I walked into reception. The receptionist, who’d seen the whole thing, barely managed to suppress a laugh. I nodded curtly before turning towards the gents. I waited a few seconds and then quickly walked back through reception and out into the High Street. There were three or four seconds when Paulo could have seen me if he’d turned round; but he didn’t—he was looking dreamily ahead.
‘Don’t turn the light on—I was asleep!’ Amanda complained. It was almost twenty to ten; I hadn’t messed about. Once away from the George, I’d hopped straight into a taxi on the rank just down the High Street outside Marks and Spencer.
‘Did you have a lovely time with your lover?’ she asked, sleepily—yet still managing to squeeze out a few drops of sarcasm. I glared at her in the semi-dark; If only you knew! I thought, bitterly.
It was about three weeks later—a Saturday evening. I’d taken to going the only other possible way to work—and going later—since the misunderstanding. I hadn’t seen Paulo since, although I had used him as an excuse once when I fancied an evening down the pub—much to Amanda’s fury. I didn’t know what I’d say if we did actually meet, but…well.
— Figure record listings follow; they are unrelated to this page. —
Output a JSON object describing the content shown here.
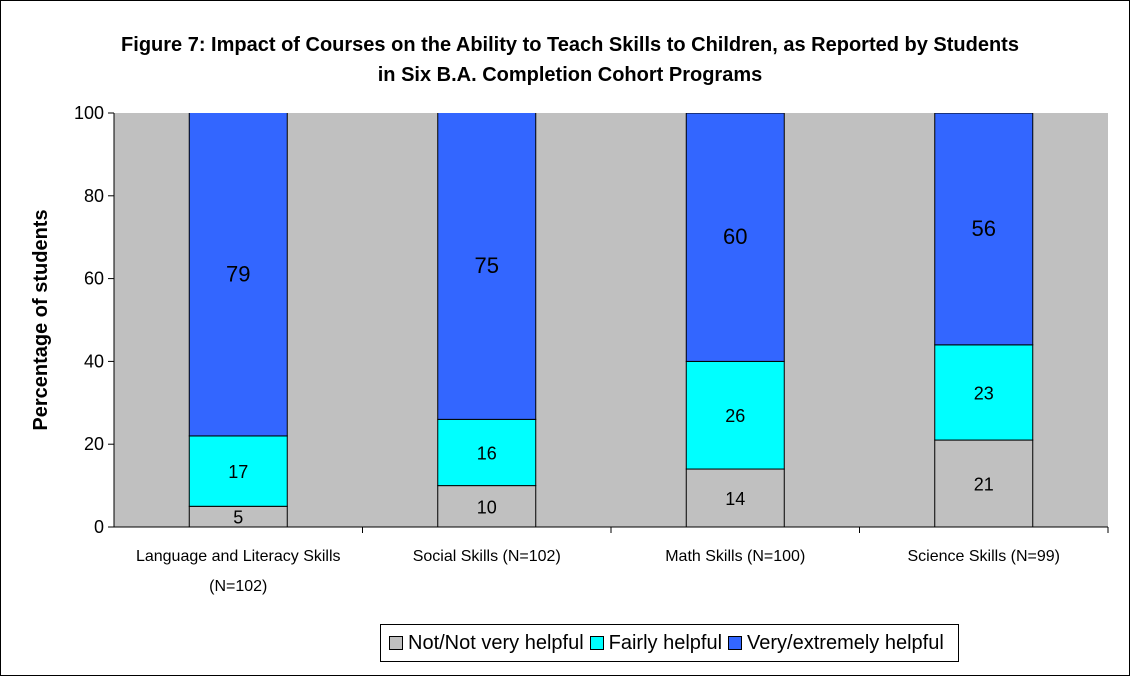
{
  "chart_data": {
    "type": "stacked_bar",
    "title": "Figure 7: Impact of Courses on the Ability to Teach Skills to Children, as Reported by Students in Six B.A. Completion Cohort Programs",
    "ylabel": "Percentage of students",
    "categories": [
      "Language and Literacy Skills (N=102)",
      "Social Skills (N=102)",
      "Math Skills (N=100)",
      "Science Skills (N=99)"
    ],
    "series": [
      {
        "name": "Not/Not very helpful",
        "color": "#c0c0c0",
        "values": [
          5,
          10,
          14,
          21
        ]
      },
      {
        "name": "Fairly helpful",
        "color": "#00ffff",
        "values": [
          17,
          16,
          26,
          23
        ]
      },
      {
        "name": "Very/extremely helpful",
        "color": "#3366ff",
        "values": [
          79,
          75,
          60,
          56
        ]
      }
    ],
    "ylim": [
      0,
      100
    ],
    "yticks": [
      0,
      20,
      40,
      60,
      80,
      100
    ],
    "plot_background": "#c0c0c0",
    "legend": "bottom"
  }
}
Anyway, I’d been toying with the idea of a mustache—don’t ask me why, but I just fancied trying something different. I put down the blue disposable razor, rubbed a patch on the steamy bathroom mirror, and looked at my face. All the rest of my beard-line was closely shaved, the embryonic moustache untouched and still wet; I’m quite fair haired, so it made it look more pronounced, new as it was.
‘Come on, David,’ Amanda said through the door. ‘They’re picking us up at quarter to.’ I went to the door and opened it; steam spilled into the hallway. She saw the mustache.
‘Oh my God! Don’t tell me you’re leaving that thing on! Go and shave it off quickly. You know how grumpy Lizbeth gets if she’s kept waiting…and the table’s booked for eight.’ She shook her head sadly, looking wounded. ‘I really don’t know what goes through your mind sometimes.’
She went into the bathroom, cursing what I’d done to the mats, and the general steaminess. I headed for the bedroom, drying my hair and then my new appendage, rubbing its short length between my thumb and forefingers thoughtfully.
‘David, please don’t tell me you’re keeping it!’ she said from the doorway. I met her eyes in the mirror—the towel on the bed, and me still in my birthday suit; my eyes flashed.
‘Paulo thinks a mustache would suit me!’ I blurted. It came from nowhere, really. Amanda turned and stalked off, thumping down the stairs, muttering things that were probably not meant to be complimentary. I slipped into my favourite peach-coloured shirt and looked at the whole picture—mustache and all—in the mirror.
‘Thank you, Paulo!’ I said aloud, and smiled back at myself. ‘No problem, Dave,’ I said in his distinctive Brazilian accent. Yes, I was going to enjoy having an imaginary gay friend.